Of course, all of these things are potential failure points. And engineers have a habit of “optimizing” everything. More on that later.
The next consideration which I alluded to in the reference to the GT3 engine is design.
Cribbed this: The
force of inertia is a function of mass times acceleration, and the magnitude of these
forces increases as the
square of the engine
speed. In other words, if you double the engine
speed from 3,000 to 6,000 rpm, the
forces acting on the
piston don't double—they quadruple.
So the difference between 3000rpm and 9000rpm is 9X and you are pushing what you can actually do with piston speed. This is not some crazy analogy either, a 6BT redlines at 3200rpm. Designing an engine to survive 9k rpm is no joke. And it’s expensive, really expensive. And you can get the same headline HP number with a turbo at much, much lower rpm.
So you can build a 9k rpm, all aluminium engine that gets >125hp/liter (the new GT3RS is 518hp) without a turbo (Porsche 4.0) or you can build a 3200rpm, all cast iron engine that gets 25hp/liter with a turbo (6BT). And the Porsche produces more torque per liter. 339 v 400 (obv the 6BT increased over time).
Now I do think the Porsche 4.0 is a good engine, I would not have bought the car if I did not think so (insert Rover V8 joke here), but I have no illusions that it will be as durable as a 12v 6BT.
Back to my optimization point. Cummins 6MT was optimized for reliability, Porsche is optimized for most everything. Neither were really optimized for cost (thankfully) or NVH.
So take the B58. By all accounts it’s not a bad engine (so far), but it’s optimized for emissions, fuel economy, NVH, weight, cost (to an extent), power (depending on tune/spec — S58 variant is pushing 500hp). Will it power a truck? Sure. Is it a truck engine? Not in my book.
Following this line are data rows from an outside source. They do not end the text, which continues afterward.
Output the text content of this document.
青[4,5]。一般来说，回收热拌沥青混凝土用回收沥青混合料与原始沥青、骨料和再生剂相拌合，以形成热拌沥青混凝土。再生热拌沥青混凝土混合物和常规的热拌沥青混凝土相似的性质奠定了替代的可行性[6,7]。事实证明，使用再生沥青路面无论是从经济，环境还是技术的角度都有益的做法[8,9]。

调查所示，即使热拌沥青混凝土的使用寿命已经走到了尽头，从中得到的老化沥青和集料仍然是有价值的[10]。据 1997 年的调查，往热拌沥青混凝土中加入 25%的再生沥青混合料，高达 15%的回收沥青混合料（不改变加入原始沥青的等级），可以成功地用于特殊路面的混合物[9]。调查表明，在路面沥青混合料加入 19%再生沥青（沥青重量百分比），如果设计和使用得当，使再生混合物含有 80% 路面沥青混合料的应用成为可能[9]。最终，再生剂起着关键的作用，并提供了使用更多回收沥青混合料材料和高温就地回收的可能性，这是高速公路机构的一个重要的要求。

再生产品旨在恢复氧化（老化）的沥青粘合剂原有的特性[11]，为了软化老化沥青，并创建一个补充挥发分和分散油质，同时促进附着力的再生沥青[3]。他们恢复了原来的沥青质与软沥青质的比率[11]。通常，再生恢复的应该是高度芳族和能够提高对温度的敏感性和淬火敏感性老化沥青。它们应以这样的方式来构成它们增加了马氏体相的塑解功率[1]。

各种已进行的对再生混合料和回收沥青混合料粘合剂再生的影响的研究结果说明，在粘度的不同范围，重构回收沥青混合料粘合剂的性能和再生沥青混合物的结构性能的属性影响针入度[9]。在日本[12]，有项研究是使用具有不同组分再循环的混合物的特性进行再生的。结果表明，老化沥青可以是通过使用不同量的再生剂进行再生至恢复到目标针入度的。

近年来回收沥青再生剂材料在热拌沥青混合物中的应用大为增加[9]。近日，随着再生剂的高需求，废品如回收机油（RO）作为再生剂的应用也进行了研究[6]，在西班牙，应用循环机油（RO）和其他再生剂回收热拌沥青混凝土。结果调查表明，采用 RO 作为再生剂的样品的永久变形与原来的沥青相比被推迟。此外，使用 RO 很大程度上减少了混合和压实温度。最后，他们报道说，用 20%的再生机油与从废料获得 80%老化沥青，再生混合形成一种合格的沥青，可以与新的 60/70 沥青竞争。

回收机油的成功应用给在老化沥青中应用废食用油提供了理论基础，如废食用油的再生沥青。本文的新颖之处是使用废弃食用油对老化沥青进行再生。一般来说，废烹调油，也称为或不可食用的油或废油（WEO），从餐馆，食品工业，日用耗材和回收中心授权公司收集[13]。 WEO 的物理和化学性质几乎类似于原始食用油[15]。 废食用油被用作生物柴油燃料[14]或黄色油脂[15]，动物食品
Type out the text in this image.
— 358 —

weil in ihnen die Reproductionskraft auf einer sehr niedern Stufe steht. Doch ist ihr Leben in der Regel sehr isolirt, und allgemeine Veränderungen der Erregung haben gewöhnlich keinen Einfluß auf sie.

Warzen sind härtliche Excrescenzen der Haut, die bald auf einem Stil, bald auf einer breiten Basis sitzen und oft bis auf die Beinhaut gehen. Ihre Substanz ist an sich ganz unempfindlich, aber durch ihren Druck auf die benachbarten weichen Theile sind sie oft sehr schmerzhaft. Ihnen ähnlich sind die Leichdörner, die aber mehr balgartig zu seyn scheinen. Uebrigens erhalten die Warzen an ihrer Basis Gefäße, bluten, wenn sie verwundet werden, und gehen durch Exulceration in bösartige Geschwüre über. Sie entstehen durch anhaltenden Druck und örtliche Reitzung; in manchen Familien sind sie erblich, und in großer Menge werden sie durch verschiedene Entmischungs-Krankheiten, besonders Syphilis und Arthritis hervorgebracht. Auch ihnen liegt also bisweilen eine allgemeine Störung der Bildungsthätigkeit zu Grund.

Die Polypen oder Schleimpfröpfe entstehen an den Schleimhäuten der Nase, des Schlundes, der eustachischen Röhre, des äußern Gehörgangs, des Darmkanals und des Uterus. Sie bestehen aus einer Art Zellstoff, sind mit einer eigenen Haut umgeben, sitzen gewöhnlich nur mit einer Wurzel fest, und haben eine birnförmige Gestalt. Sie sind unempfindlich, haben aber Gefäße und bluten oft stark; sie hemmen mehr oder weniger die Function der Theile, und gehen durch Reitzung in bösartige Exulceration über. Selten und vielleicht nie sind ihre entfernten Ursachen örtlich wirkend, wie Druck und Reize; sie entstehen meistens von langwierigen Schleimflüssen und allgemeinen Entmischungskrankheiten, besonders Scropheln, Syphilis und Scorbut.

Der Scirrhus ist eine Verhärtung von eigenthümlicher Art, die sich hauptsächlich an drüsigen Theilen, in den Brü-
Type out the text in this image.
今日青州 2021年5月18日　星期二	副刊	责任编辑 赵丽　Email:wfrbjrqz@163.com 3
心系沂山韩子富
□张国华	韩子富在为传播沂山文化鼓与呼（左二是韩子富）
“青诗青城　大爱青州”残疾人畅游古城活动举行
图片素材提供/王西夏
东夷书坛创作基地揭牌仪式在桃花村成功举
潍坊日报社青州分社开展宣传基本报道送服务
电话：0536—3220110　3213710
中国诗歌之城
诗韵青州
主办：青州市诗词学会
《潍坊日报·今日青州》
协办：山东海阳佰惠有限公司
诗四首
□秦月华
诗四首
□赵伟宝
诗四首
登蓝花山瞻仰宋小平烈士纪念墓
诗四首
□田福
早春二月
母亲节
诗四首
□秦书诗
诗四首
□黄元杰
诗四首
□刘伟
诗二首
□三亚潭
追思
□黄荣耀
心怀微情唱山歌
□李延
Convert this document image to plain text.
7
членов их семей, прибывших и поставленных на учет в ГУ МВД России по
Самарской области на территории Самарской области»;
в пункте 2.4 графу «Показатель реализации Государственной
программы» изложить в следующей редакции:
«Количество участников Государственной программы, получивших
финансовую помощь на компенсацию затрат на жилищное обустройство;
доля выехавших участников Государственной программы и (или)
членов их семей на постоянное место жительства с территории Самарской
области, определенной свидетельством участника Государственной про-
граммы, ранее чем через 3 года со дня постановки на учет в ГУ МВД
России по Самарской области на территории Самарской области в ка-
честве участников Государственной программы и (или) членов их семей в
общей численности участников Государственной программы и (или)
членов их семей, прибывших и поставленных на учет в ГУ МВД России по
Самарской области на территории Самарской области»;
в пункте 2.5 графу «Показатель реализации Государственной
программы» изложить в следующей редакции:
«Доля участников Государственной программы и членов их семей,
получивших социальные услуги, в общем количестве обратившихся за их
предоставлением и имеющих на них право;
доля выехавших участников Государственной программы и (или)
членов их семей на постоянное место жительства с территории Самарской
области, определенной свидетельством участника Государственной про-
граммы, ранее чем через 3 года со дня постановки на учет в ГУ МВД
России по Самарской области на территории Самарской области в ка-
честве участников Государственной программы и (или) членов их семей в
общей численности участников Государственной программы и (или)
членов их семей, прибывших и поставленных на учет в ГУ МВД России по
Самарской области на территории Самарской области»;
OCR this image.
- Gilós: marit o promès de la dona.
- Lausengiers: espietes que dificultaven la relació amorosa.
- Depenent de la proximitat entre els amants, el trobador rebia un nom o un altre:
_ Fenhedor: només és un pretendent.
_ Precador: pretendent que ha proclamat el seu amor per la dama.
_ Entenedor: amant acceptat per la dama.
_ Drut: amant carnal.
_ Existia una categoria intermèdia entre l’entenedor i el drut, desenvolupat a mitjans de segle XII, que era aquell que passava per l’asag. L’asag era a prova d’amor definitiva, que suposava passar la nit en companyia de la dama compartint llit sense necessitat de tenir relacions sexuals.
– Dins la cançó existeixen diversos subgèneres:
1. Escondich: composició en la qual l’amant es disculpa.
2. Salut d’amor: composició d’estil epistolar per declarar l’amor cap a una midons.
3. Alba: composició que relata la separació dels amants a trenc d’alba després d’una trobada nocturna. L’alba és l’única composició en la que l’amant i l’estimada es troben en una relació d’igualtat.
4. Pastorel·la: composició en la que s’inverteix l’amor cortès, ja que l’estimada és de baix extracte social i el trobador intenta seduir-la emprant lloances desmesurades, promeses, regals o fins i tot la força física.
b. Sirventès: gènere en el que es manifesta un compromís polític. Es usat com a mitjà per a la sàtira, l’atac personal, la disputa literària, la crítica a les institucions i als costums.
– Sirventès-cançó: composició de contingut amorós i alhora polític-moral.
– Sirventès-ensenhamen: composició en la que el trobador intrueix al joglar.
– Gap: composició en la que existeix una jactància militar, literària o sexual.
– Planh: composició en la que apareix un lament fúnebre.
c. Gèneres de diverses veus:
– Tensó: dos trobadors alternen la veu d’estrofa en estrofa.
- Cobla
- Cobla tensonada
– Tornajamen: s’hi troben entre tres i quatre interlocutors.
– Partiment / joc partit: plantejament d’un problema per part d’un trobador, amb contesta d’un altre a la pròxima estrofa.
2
Even the B57 diesel (which apparently uses the same bottom end as the B58) is very tech heavy. I get it, the add ons make things more efficient, even more powerful, but I don’t see BMW optimizing for reliability and durability, let alone ease of repair, which, to me, should be a paramount considerations in a truck engine.
I have gotten addicted to engine tear down videos (I do cars on YouTube) and it’s really fascinating to see, especially the ones that are by reputation very good (jeep 4.0, cummins, 7.3 powerstroke, LS, 2JZ, UZ and UR). You see different design philosophies at play. He still has not done a 2TR-FE though.